ECE2018 Poster Presentations: Adrenal and Neuroendocrine Tumours Thyroid (non cancer) (1 abstracts)
Endocrinology and diabetology, University hospital Farhat Hached de Sousse., sousse, Tunisia.
Introduction: Schmidts syndrome also known as autoimmune polyglandular syndrome type 2 (APS type 2) is a rare endocrine disorder defined by the combined occurrence of Addison disease with autoimmune thyroid disease. The rarity of the condition and the atypical presentation of adrenal insufficiency and hypothyroidism often lead to misdiagnosis with life-threatening consequences for the patient. In this study we report an exhaustive monocentric analysis of 22 patients diagnosed with a Schmidts Syndrome.

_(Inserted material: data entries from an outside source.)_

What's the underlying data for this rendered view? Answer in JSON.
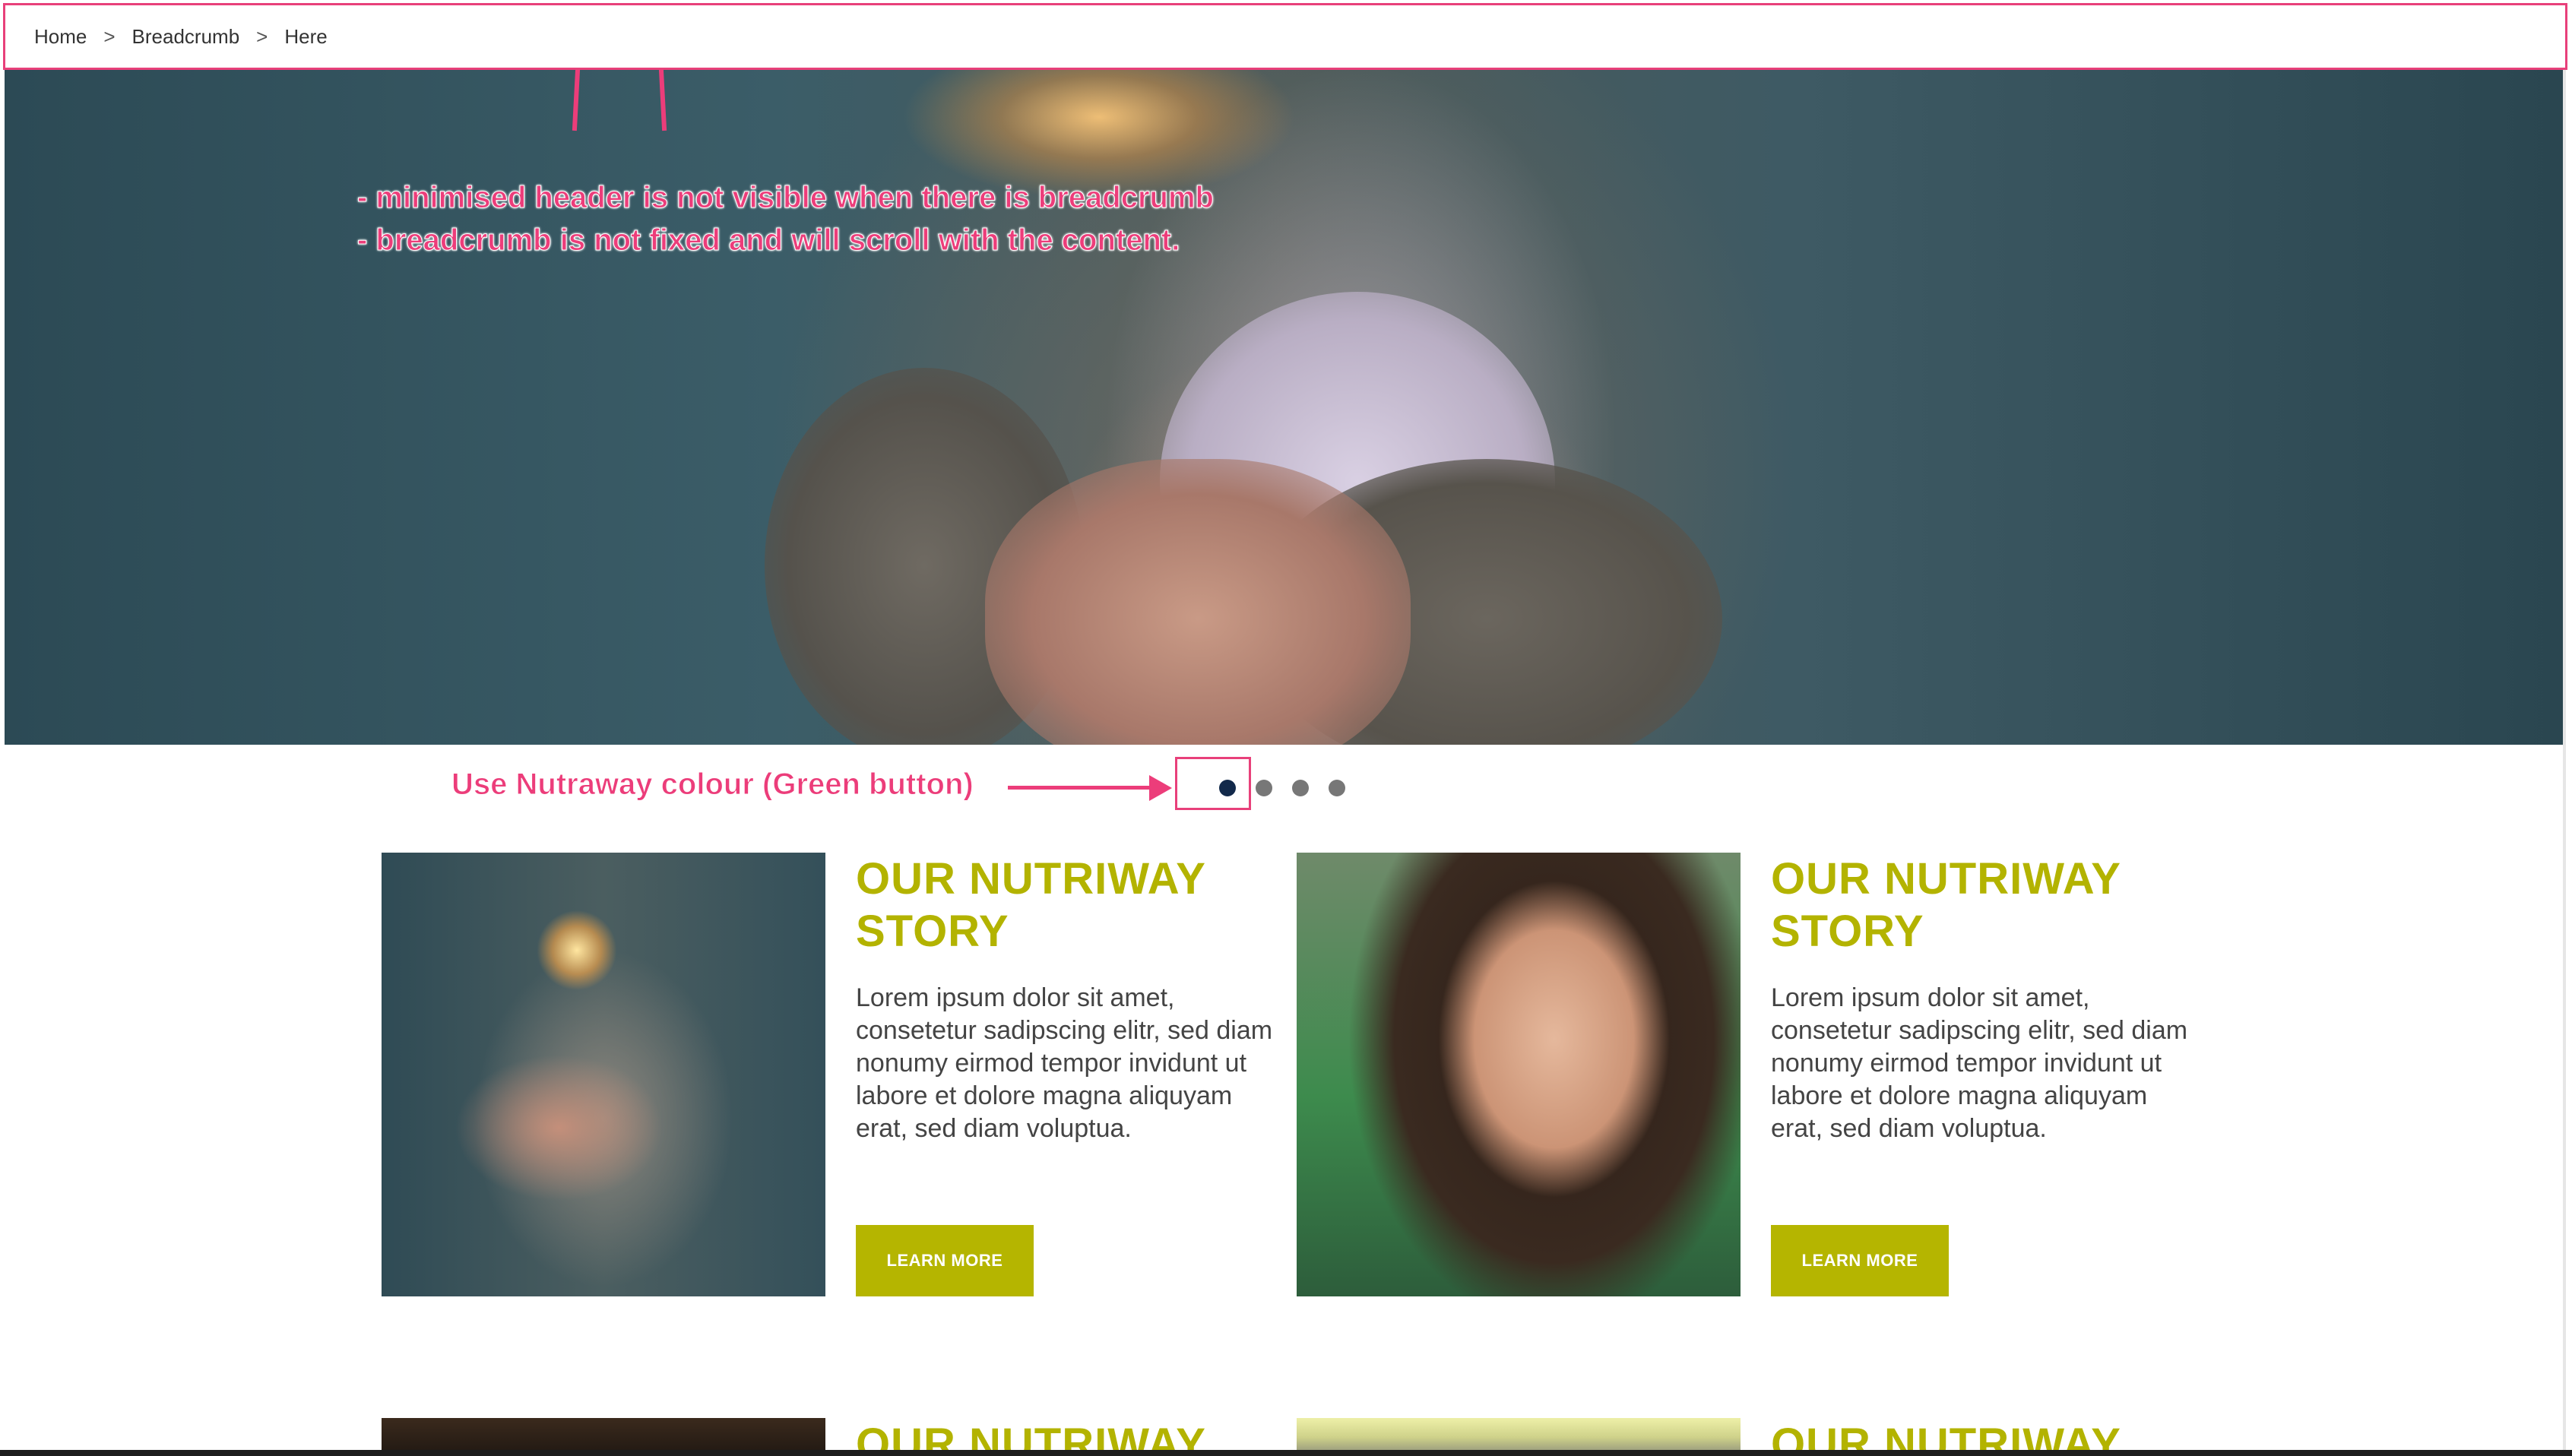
{
  "breadcrumb": {
    "items": [
      "Home",
      "Breadcrumb",
      "Here"
    ],
    "separator": ">"
  },
  "annotations": {
    "header_note_line1": "- minimised header is not visible when there is breadcrumb",
    "header_note_line2": "- breadcrumb is not fixed and will scroll with the content.",
    "dots_note": "Use Nutraway colour (Green button)"
  },
  "carousel": {
    "slide_count": 4,
    "active_index": 0
  },
  "cards": [
    {
      "title": "OUR NUTRIWAY STORY",
      "body": "Lorem ipsum dolor sit amet, consetetur sadipscing elitr, sed diam nonumy eirmod tempor invidunt ut labore et dolore magna aliquyam erat, sed diam voluptua.",
      "button": "LEARN MORE",
      "image": "sparkler-photo"
    },
    {
      "title": "OUR NUTRIWAY STORY",
      "body": "Lorem ipsum dolor sit amet, consetetur sadipscing elitr, sed diam nonumy eirmod tempor invidunt ut labore et dolore magna aliquyam erat, sed diam voluptua.",
      "button": "LEARN MORE",
      "image": "portrait-photo"
    },
    {
      "title": "OUR NUTRIWAY",
      "image": "dark-photo"
    },
    {
      "title": "OUR NUTRIWAY",
      "image": "light-photo"
    }
  ],
  "colors": {
    "accent": "#b3b300",
    "annotation": "#ec3d7a",
    "dot_active": "#12294a",
    "dot_inactive": "#777777"
  }
}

Patients and methods: We carried out a retrospective study of all the patients diagnosed of a Schmidt syndrome or APS type 2 in the Department of Endocrinology and Diabetology of University Hospital Farhat Hached of Sousse, over a period from 1999 to 2013. Adrenal insufficiency was diagnosed with a basal cortisol level<40 ng/ml or peak <180 ng/ml after Synacthen. Autoimmune Hypothyroidism was diagnosed with a T4 <7 pg/ml and TSH >10 mUI/l associated with the positivity of anti-Peroxydase antibodies. We analyzed clinical and biological aspects of these patients with SPSS ver. 23.0 software.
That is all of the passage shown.